1. ## poisson and negative binomial

If X has Poisson distribution with the mean of 2.3, Y has Negative Binomial
distribution with p = 0.62 and k = 4, and X and Y are independent,
find Pr(X + Y > 5).
Hint: Use probability generating function.

I would usually fill in on what I have tried so far, but even with the hint here I can't seem to get started. Any help is appreciated

2. Originally Posted by chrisc
If X has Poisson distribution with the mean of 2.3, Y has Negative Binomial
distribution with p = 0.62 and k = 4, and X and Y are independent,
find Pr(X + Y > 5).
Hint: Use probability generating function.

I would usually fill in on what I have tried so far, but even with the hint here I can't seem to get started. Any help is appreciated
Let $U = X + Y$. Note that $U = 4, 5, 6, \, ....$

$\Pr(U > 5) = 1 - \Pr(U \leq 5) = 1 - \Pr(U = 4) - \Pr(U = 5)$.

Let $g_U(s)$ be the pgf of U.

Then $g_U(s) = g_X(s) \cdot g_Y(s)$ (since X and Y are independent) where $g_X(s)$ is the pgf of X and $g_Y(s)$ is the pgf of Y.

And you should know that $g_X^{(n)}(0) = n! \Pr(U = n)$.

3. Originally Posted by mr fantastic
Let $U = X + Y$. Note that $U = 4, 5, 6, \, ....$

$\Pr(U > 5) = 1 - \Pr(U \leq 5) = 1 - \Pr(U = 4) - \Pr(U = 5)$.

Let $g_U(s)$ be the pgf of U.

Then $g_U(s) = g_X(s) \cdot g_Y(s)$ (since X and Y are independent) where $g_X(s)$ is the pgf of X and $g_Y(s)$ is the pgf of Y.

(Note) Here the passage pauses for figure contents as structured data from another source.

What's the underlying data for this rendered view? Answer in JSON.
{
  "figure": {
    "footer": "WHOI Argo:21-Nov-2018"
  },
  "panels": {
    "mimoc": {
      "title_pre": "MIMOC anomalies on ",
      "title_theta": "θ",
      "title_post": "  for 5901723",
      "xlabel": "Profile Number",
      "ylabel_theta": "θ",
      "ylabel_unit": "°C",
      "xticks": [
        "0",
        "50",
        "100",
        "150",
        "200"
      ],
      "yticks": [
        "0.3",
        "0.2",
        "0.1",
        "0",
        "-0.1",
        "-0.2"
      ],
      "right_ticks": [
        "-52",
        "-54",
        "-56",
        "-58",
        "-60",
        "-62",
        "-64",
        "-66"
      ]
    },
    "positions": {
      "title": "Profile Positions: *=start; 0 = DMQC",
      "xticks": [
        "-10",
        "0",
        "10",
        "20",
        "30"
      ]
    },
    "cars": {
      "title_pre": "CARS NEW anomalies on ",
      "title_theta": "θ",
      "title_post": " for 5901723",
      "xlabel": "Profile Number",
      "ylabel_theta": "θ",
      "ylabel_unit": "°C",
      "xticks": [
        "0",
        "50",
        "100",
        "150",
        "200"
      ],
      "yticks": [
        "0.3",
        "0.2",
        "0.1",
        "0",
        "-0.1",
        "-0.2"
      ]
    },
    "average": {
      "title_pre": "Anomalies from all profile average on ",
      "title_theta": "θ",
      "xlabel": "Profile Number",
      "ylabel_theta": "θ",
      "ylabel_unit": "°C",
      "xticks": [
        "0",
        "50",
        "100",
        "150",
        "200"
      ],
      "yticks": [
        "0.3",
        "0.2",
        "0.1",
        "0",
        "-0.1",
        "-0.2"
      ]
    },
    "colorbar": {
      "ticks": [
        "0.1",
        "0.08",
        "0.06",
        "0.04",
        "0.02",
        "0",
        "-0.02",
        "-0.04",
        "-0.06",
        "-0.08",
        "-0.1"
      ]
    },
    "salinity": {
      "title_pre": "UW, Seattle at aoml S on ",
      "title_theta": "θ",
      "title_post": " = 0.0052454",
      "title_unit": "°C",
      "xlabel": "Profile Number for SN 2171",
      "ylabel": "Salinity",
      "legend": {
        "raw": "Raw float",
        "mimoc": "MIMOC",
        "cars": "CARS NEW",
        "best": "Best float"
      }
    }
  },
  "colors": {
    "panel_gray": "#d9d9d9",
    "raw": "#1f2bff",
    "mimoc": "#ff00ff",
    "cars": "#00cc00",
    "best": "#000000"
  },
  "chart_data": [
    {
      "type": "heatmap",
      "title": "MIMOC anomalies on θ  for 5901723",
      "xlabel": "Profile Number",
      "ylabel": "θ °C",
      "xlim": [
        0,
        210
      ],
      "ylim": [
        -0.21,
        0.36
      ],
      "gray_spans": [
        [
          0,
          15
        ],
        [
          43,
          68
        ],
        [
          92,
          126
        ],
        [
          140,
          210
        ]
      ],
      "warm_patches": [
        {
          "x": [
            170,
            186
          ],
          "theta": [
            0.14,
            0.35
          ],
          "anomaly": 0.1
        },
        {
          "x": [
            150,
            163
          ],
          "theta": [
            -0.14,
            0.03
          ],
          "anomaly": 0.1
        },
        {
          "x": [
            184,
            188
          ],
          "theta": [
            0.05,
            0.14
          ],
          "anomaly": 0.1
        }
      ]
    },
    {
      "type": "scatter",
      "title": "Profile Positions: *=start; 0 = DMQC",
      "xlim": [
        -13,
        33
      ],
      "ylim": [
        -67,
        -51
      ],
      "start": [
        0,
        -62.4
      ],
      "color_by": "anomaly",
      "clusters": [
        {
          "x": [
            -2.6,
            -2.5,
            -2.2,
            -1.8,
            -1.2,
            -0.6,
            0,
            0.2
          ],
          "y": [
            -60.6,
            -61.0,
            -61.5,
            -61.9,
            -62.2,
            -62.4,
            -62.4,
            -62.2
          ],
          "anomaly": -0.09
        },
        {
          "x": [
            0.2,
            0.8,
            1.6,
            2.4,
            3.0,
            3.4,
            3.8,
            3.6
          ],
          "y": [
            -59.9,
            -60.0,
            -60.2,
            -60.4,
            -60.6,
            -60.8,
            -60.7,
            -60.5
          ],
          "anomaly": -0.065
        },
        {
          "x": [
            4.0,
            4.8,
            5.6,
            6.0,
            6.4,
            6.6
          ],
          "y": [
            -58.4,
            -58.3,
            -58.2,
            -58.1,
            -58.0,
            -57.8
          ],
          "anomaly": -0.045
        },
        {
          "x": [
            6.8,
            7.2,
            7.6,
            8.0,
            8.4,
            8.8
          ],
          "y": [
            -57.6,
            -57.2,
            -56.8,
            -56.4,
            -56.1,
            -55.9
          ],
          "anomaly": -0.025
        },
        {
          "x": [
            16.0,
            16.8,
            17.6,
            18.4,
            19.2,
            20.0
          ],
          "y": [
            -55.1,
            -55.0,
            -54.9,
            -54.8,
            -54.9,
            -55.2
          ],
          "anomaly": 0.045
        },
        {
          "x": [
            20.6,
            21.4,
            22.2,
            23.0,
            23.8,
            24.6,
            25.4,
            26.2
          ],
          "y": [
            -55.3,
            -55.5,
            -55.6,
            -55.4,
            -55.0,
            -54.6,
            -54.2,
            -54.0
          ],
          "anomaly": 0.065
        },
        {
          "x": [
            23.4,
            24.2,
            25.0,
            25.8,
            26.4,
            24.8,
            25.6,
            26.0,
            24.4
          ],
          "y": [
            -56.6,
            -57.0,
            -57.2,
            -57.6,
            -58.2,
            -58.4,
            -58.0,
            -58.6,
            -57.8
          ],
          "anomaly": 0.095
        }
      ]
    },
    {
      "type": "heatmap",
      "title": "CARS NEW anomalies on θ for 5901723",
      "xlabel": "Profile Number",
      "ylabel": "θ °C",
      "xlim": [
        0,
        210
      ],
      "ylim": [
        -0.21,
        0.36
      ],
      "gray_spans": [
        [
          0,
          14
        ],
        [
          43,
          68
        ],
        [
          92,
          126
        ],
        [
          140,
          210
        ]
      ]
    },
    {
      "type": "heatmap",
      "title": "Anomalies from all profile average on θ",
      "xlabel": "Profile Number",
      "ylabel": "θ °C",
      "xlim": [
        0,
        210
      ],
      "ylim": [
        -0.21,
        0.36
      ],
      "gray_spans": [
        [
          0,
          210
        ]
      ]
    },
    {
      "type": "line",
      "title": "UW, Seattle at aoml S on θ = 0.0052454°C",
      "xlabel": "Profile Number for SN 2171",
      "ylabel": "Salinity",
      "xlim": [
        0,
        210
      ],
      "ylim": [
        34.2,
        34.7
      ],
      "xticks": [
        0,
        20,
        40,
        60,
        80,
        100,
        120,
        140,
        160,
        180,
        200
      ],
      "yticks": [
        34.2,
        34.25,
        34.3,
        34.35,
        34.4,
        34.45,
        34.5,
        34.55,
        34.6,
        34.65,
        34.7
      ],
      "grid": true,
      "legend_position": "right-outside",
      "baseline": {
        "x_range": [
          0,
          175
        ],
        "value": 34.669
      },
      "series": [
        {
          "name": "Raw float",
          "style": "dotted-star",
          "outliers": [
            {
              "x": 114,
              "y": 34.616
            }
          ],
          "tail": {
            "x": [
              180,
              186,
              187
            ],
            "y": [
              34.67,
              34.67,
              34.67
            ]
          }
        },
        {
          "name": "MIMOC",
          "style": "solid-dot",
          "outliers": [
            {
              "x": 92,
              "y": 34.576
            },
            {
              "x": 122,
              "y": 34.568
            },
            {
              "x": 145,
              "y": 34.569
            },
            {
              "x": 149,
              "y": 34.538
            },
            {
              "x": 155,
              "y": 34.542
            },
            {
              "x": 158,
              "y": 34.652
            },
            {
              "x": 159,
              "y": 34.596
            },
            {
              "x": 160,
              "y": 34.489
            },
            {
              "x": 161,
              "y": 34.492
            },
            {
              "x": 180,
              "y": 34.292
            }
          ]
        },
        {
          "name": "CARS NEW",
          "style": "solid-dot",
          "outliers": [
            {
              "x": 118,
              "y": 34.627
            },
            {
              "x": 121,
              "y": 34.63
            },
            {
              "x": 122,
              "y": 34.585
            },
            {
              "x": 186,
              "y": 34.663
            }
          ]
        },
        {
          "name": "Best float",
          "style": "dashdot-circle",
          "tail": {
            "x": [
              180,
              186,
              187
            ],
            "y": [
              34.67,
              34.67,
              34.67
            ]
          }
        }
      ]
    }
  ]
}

And you should know that $g_X^{(n)}(0) = n! \Pr(U = n)$.
Perhaps an easier way (but not using the pgf) would be to note that

$\Pr(U = 4) = \Pr(X = 0) \cdot \Pr(Y = 4)$

$\Pr(U = 5) = \Pr(X = 0) \cdot \Pr(Y = 5) + \Pr(X = 1) \cdot \Pr(Y = 4)$

since X and Y are independent.